Submitted by Malus on Tue, 24/08/04 - 1:52 AM Permalink

Aven: Just about to start learning Maya, I've had a bit of a play a while bak but that was with 4.5.

I just thought that if he had an FK/IK setup it would be something he had intended therefore he would know, I didn't realise Maya rigs defaulted to enabling FK/IK switching, haven't got that far yet [:P], cool feature.

Submitted by Jason on Sat, 28/08/04 - 1:54 AM Permalink

Hey aven, thanks so much for your help, I really appreciate it!

You said: " Make sure that you haven't disabled your IK Solver."

I don't even know that you can disable it.

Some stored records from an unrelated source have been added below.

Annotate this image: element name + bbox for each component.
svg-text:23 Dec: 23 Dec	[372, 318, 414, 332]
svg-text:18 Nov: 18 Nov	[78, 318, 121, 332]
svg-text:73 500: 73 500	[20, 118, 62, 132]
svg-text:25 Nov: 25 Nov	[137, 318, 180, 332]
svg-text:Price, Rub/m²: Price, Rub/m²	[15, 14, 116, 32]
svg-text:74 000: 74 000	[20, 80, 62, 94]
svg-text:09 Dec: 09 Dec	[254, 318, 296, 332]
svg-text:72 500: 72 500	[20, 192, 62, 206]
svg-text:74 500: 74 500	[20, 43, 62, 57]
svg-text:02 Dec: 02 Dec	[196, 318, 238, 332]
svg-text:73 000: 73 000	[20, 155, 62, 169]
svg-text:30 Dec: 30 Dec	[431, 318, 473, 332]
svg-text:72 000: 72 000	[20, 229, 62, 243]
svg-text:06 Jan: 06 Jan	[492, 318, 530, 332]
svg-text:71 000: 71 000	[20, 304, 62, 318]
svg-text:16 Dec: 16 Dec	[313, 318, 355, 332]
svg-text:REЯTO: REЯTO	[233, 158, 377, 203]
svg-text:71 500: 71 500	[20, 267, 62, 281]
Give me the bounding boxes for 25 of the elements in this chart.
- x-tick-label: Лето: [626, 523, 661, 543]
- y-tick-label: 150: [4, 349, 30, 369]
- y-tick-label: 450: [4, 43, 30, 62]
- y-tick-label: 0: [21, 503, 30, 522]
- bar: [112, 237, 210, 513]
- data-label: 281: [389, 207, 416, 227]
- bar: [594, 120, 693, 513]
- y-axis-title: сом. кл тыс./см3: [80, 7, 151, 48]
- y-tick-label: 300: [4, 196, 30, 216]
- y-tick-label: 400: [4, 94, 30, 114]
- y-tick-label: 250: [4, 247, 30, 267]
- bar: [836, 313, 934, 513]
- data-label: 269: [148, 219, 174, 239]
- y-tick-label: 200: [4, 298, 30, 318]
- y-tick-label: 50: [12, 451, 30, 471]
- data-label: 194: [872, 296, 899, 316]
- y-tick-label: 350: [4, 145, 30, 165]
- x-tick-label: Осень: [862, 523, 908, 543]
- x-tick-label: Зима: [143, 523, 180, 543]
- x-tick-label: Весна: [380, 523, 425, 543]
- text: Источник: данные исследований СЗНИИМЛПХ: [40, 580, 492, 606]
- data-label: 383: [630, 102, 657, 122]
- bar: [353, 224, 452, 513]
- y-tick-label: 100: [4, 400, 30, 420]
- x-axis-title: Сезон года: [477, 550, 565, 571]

So I'm pretty sure i didn't. I had a very general grasp of what your were describing, IE: how the bones work with the ghosts etc. But still a little confused.

I ended up just redrawing the arm joints. Hopefully they wont go out of whack this time.... But yeah, thanks again for the help :)

Submitted by Jason on Sat, 28/08/04 - 2:27 AM Permalink

Ok I think I figured out why it's happening. Well I can't explain it but when I select the elbow joint and in the attribute box I go to the 'degrees of freedom' tickboxes. I turn off freedom in the X and Z axis, so the elbow can only move in the Y axis (like a real elbow joint)

Then when I grab the IK handle to test the new movement, that ghost joint separates....

For some reason it doesn't like only 1 degree of freedom. Only when X, Y and Z are selected that it acts normally. hmmm.